Over the next few weeks, the market will likely trade the credibility of the framework and the likelihood of actual enforcement. If the deal produces verifiable constraints, the tension premium can fade; if not, the setup shifts back toward recurring escalation risk and another oil/risk-off swing.
The longer-term implication is that geopolitics may remain a persistent market variable, with U.S.-China strategic competition and Middle East containment both tied to industrial capacity and deterrence. Keane’s structural view is that America’s innovation system should ultimately outperform authoritarian rivals, but only if it keeps converting commercial strength into strategic leverage.
Trump canceled planned strikes on Iran because discussions with Tehran are making progress.
This is the opening framing of the segment and the catalyst for the interview.
Any Iran deal is only a framework so far, and there is a lot of work left before it becomes real.
Keane stresses the agreement is not finished and still needs major technical work.
A credible deal must eliminate enrichment, constrain ballistic missiles, and address proxies.
Keane lists the core substantive issues he thinks must be in any final agreement.
President Trump canceled planned strikes on Iran and says a peace deal could be days away — we've been here before, what's your reaction?
General Keane says the reason they're here now is because President Trump was willing to use military leverage to get Iran serious.
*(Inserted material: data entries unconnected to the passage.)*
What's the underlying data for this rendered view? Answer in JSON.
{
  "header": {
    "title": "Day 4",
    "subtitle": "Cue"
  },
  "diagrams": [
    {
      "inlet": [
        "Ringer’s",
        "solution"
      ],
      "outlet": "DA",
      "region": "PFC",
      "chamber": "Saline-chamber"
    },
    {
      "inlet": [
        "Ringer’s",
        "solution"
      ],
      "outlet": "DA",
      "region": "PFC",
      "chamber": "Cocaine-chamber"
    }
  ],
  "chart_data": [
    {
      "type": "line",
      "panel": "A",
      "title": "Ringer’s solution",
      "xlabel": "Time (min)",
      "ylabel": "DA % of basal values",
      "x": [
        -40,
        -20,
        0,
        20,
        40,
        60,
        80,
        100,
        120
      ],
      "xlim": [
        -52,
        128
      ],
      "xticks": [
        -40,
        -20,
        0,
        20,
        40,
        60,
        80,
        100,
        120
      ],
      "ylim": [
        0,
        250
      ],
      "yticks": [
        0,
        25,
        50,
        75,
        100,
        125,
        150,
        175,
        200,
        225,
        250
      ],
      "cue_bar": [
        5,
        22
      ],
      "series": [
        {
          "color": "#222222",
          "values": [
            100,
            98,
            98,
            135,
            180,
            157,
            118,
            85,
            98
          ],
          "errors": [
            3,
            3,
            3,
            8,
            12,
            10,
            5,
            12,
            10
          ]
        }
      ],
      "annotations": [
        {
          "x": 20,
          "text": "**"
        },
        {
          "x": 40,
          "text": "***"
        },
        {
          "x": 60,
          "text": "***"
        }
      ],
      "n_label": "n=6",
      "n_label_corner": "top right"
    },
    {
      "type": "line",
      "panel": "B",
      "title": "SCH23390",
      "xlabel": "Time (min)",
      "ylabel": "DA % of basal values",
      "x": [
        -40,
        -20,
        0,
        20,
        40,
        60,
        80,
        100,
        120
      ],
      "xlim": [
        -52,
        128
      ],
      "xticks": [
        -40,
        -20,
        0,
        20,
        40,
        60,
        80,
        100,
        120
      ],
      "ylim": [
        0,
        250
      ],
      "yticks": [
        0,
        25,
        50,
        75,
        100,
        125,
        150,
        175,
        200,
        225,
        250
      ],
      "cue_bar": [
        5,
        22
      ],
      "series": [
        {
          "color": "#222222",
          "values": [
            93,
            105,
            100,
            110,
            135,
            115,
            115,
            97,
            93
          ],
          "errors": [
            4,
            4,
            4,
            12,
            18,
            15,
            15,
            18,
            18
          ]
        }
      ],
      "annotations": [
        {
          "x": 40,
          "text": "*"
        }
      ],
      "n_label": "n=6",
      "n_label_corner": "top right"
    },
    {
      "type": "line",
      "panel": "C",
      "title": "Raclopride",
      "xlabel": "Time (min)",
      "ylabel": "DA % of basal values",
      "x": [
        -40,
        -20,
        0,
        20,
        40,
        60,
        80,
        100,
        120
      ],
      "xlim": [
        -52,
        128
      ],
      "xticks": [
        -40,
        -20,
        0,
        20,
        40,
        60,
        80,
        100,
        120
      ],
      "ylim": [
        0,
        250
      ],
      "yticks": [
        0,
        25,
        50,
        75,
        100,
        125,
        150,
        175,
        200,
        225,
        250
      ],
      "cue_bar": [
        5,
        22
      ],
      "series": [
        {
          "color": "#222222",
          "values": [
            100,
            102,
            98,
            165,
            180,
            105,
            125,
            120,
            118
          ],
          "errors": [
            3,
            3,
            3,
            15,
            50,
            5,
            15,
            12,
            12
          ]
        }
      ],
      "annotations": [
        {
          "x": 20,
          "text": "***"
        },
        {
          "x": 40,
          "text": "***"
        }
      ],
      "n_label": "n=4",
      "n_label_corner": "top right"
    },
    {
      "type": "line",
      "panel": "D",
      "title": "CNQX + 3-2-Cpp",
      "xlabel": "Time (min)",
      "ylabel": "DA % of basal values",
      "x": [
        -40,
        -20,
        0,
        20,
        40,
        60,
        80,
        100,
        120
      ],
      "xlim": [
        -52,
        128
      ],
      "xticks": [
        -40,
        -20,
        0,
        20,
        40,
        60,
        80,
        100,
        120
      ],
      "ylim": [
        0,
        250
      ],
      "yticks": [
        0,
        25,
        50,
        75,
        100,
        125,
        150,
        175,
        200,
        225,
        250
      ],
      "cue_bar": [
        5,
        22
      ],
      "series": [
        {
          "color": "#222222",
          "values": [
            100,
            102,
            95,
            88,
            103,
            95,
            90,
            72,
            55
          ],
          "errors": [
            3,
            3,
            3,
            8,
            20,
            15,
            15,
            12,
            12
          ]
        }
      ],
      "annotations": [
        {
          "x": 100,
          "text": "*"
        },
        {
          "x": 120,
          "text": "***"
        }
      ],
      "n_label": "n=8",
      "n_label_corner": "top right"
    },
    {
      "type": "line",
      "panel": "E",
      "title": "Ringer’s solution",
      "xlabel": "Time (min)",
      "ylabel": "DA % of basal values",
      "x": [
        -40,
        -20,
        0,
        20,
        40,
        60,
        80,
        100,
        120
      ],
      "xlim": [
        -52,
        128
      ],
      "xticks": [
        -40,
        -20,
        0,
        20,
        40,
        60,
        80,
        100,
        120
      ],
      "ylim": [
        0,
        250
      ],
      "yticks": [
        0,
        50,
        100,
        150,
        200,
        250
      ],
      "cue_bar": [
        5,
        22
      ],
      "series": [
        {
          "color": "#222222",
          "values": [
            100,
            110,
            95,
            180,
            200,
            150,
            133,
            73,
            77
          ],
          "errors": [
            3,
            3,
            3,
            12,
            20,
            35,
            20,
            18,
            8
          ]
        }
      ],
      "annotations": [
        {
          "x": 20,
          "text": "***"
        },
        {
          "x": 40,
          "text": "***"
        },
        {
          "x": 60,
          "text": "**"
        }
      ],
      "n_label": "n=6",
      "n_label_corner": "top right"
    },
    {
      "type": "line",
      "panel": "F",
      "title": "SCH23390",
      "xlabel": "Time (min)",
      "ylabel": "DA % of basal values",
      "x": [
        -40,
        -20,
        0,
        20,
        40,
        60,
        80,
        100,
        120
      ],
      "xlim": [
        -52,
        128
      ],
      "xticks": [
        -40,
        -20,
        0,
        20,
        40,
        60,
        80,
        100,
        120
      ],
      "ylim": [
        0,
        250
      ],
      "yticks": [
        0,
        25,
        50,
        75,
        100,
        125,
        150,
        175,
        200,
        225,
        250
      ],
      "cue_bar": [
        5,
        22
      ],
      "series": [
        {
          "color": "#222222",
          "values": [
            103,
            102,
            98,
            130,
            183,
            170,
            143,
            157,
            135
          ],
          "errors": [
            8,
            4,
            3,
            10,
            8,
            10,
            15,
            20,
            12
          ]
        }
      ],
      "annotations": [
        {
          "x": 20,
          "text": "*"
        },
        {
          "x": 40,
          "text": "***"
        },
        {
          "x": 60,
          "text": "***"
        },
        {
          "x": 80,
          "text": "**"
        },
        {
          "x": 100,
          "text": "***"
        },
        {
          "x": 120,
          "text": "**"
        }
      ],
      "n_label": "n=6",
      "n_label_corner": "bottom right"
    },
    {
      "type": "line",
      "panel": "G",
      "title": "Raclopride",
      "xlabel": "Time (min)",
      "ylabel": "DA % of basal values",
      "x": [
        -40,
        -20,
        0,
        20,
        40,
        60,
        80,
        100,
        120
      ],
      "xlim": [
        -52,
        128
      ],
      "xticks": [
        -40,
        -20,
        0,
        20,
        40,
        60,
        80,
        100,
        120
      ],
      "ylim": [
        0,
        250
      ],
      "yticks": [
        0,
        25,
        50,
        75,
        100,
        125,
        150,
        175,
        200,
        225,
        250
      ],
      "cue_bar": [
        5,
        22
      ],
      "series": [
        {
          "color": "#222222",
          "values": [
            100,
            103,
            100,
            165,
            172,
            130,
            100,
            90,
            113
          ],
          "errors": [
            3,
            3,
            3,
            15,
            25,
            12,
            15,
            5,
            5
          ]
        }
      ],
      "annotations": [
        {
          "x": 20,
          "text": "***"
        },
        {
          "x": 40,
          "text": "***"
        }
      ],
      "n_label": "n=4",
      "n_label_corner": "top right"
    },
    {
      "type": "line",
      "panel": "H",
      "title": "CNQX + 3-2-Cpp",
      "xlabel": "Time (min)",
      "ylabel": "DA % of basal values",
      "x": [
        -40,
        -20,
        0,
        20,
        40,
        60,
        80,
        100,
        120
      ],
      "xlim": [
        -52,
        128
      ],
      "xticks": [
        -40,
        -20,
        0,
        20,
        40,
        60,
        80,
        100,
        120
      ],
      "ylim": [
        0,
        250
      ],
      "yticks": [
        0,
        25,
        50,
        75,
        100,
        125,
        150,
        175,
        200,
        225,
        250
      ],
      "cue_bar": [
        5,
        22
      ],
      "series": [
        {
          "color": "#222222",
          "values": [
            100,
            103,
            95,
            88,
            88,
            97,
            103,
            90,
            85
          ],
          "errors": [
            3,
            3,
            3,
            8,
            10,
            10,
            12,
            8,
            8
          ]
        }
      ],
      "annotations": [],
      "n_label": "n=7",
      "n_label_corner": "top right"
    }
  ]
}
He explains a framework agreement would open the Strait of Hormuz, eventually release the naval blockade, and address nuclear enterprise, enrichment, missile development, and proxies under a 60-day clock. He warns Iran is inconsistent — they say one thing and do another — and that military force will be needed to hold their feet to the fire.
How important is it for the U.S. to get what they want in terms of keeping uranium out of Iran?
General Keane did not directly address the uranium question — he pivoted to discussing China, the Pentagon's list of Chinese military companies, and SpaceX's IPO. No substantive answer on uranium terms was provided.